The Gender Pay Gap
The most recent year for reported year-round earnings data available for full-time workers revealed the gender earnings gap to be 20 percent between men and women or said a different way women earned 20 percent less than men (Hegewisch 2018).
The earnings gap between women and men has been measured (in the past) by taking a snapshot of both genders who have worked fulltime year-round and in a given year. Reviewing a 15-year period from 2001 through 2015, The Institute for Women’s Policy Research examined the different labor force experiences of women and men. The report “The Slowly Narrowing Gender Wage Gap” showed 28 percent of women and 59 percent of men worked consistently full-time, year-round between 2001 and 2015.
In previous reports, it has been stated women earn 80 cents to every dollar a man would make which understates the pay inequality issue for women. Looking only to full time women labor leaves many of them out of the picture when compared to men. Some of the highlights coming out of this study:
• “Women today earn just 49 cents to the typical men’s dollar, much less than the 80 cents usually reported.” Total earnings are measured across a 15-year period for all workers, not just full time workers, and who have worked at least one year. Earnings for women were 49% of the earnings for men in 2015. Over the 15-year period, progress or gains in salary for women versus men has slowed when compared to the previous 30 years.
• “The cost of taking time off from the labor force is high.” Women taking one year off from work resulted in annual earnings 39% less than women who worked the 15-year period. When compared to a 15-year period starting in 1968 the 2001 through 2015 period saw a 12% decrease in pay. Men were also penalized; but, it was not to the same degree as women much of the time.

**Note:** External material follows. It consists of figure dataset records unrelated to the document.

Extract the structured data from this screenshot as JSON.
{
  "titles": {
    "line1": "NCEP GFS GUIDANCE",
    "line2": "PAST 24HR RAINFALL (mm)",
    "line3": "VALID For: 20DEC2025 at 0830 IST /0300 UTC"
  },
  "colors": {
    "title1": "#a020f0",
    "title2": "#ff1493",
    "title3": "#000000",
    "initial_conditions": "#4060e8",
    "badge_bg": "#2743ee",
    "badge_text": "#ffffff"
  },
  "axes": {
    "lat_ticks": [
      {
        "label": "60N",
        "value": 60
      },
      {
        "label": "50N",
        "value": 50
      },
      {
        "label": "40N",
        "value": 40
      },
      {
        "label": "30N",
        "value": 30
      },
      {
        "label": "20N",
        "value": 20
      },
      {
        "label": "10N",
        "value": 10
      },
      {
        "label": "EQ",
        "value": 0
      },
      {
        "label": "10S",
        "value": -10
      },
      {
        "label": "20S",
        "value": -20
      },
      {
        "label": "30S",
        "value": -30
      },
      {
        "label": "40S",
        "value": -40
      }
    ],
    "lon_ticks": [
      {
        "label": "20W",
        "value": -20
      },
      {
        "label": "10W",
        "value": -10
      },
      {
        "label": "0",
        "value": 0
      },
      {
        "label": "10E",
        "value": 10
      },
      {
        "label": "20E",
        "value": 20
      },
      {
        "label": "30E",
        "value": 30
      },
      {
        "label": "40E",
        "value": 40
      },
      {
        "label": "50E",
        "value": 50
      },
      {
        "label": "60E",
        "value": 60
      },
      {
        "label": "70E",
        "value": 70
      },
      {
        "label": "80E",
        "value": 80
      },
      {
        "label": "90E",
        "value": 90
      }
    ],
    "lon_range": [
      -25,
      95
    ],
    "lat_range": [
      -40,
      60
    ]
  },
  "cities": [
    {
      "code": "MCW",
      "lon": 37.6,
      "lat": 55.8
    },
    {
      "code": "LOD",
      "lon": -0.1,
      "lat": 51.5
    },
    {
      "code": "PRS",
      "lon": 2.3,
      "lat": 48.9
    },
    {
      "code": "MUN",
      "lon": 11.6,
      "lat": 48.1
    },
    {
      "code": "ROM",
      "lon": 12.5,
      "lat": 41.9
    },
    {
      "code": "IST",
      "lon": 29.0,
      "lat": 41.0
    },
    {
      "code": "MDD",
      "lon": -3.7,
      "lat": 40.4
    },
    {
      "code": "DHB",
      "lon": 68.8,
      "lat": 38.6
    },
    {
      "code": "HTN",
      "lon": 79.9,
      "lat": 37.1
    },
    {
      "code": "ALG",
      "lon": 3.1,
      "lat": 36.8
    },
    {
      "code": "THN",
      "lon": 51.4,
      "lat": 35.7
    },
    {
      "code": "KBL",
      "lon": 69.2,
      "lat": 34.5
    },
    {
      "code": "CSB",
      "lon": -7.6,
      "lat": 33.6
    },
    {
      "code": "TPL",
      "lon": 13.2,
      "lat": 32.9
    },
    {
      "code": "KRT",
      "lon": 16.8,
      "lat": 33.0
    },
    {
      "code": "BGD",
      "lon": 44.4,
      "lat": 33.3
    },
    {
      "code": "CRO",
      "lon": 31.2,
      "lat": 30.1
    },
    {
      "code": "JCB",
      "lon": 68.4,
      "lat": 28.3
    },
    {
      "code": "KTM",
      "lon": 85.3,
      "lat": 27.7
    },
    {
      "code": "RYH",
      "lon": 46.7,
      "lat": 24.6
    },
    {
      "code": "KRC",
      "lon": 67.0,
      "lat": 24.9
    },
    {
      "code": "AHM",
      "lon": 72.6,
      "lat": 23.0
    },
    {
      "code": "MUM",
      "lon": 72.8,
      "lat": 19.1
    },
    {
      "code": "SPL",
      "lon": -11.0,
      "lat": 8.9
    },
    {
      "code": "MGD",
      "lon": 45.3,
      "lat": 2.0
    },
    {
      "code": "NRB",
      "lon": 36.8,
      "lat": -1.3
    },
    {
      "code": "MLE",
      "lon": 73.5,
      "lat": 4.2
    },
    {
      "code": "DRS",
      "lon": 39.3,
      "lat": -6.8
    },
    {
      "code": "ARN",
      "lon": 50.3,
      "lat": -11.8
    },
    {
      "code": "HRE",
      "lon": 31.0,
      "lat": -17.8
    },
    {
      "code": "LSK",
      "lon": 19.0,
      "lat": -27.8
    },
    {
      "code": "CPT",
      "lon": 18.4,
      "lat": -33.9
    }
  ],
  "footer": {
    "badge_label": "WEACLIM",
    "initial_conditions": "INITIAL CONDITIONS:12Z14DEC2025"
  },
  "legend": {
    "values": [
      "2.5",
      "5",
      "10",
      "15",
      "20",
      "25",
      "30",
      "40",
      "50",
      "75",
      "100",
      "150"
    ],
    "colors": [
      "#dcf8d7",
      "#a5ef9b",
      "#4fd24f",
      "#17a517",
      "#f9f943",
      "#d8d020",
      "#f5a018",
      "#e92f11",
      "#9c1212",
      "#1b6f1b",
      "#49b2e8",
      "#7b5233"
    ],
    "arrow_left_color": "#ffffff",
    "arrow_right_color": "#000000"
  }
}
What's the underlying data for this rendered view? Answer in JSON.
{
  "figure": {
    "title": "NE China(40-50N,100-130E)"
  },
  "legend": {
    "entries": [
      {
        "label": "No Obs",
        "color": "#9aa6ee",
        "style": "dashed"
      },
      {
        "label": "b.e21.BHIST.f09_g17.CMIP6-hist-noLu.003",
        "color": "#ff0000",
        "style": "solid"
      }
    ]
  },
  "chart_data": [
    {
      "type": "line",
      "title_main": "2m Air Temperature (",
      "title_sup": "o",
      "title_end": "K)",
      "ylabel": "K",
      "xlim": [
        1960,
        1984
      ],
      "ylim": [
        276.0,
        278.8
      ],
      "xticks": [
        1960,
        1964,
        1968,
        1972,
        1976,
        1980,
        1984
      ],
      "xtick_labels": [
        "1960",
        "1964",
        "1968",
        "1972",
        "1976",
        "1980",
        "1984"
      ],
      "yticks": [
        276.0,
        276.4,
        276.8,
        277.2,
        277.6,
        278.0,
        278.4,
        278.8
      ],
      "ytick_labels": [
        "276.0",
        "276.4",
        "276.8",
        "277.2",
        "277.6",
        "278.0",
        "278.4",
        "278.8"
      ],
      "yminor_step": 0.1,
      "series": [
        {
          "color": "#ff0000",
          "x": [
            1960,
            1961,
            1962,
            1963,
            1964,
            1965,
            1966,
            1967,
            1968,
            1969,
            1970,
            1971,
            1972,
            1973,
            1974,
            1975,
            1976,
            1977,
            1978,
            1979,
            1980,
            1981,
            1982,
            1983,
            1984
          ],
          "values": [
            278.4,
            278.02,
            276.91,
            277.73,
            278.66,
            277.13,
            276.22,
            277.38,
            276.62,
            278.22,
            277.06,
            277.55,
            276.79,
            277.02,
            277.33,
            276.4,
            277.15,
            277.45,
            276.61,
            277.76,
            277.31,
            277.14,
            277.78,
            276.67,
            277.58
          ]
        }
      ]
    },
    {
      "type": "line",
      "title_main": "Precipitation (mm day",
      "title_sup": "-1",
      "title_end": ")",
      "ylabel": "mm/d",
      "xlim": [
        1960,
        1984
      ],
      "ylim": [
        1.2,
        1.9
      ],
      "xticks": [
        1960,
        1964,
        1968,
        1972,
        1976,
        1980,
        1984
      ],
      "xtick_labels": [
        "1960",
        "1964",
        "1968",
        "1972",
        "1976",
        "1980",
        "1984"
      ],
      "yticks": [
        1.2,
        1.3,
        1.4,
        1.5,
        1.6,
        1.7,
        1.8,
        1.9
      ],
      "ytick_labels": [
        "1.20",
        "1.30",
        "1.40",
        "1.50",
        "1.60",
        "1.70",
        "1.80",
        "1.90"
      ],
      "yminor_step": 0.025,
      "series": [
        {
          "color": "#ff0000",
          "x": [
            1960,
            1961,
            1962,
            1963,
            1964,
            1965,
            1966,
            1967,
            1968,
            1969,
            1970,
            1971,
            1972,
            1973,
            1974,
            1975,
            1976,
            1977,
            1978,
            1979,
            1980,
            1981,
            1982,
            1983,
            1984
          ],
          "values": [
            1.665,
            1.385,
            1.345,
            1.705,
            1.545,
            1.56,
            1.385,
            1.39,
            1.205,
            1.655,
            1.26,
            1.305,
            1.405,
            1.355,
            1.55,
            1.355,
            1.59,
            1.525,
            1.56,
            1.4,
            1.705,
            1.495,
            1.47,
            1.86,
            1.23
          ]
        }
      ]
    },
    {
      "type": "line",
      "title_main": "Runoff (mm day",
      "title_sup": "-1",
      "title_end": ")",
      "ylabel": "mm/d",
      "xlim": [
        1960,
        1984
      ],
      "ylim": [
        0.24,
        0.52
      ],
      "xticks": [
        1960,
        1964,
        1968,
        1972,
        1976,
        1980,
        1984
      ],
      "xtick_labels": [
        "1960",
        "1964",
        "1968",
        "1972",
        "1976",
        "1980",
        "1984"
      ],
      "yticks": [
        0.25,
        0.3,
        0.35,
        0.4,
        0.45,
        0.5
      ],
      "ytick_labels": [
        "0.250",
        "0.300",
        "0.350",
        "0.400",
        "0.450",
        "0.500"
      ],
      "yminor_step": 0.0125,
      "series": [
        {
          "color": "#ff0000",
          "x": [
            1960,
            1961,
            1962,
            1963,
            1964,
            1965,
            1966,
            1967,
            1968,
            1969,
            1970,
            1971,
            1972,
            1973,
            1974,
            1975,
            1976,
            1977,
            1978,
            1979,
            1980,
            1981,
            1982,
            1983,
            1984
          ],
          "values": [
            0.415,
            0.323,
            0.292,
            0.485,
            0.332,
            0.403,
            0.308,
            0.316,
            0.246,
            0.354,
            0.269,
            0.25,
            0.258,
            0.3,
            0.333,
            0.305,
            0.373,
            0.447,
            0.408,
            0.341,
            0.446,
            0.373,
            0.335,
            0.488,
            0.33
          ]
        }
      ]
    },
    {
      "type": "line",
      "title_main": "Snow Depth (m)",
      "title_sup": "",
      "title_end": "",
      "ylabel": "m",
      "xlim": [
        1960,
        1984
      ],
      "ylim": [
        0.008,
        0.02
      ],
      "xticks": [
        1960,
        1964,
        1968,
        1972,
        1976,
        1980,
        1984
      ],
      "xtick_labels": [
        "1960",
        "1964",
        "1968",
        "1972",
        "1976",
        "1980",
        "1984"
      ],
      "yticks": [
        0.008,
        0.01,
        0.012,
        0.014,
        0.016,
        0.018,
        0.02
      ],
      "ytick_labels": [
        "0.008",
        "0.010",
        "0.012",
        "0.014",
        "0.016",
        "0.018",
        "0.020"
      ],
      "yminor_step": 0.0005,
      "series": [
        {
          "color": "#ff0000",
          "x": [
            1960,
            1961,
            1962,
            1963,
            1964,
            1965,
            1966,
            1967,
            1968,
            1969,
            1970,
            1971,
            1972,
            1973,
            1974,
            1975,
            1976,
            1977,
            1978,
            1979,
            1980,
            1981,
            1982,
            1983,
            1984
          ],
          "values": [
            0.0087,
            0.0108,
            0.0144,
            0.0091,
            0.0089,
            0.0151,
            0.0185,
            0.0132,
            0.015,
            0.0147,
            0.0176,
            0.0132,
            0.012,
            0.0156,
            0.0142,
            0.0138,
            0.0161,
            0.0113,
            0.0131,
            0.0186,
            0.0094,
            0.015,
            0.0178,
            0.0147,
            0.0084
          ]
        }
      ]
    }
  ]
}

• “Strengthening women’s labor force attachment is critical to narrowing the gender wage gap.” At nearly twice the rate of men, 43% of women had at least one year off with no earnings over the last 50 years. Polices such as paid family and medical leave and affordable child care can help woman participation rate improve and men to share unpaid time off.
• “Enforcement of equal employment opportunities and Title IX in education is critical to narrowing the wage gap.” Enforcement would assist women in gaining access to those higher paying fields which are now off-limits and has been for decades.
Expanding policies and programs to other parts of the country beyond what a few states have done or adopting national policies could help close the comprehensive, long-term earnings gap in the United States and equalize women’s pay with men’s across the lifetime.
“Women today earn just 49 cents to the typical men’s dollar, much less than the 80 cents usually reported.”
This is a BS statistic that is essentially meaningless. I worked in law enforcement before I retired and we had a gender-blind pay structure that paid agents with the same level of experience exactly the same rate of pay. Yet only about 20% of the agents were women. About 90% of the support staff–lower paying non professional positions not requiring a college degree–were indeed paid far less.
Yet by applying the metric above to our profession “women” would have indeed been paid far less than “men.” But the non-BS way to state it would be professional staff were paid far more than non-professional staff.
Anybody who uses this metric to claim there is still a pay imbalance in 21st century America is, at best, full of it.
Forgot to mention the fact that the reason my profession is still about 80% men is that stat reflects the approximate applicant pool. Women generally are not as interested in being law enforcement officers as men because of the long hours and the fact that it can be quite physically demanding. When they are, they certainly wouldn’t discriminated against–quite the opposite given that the EEO offices are always watching.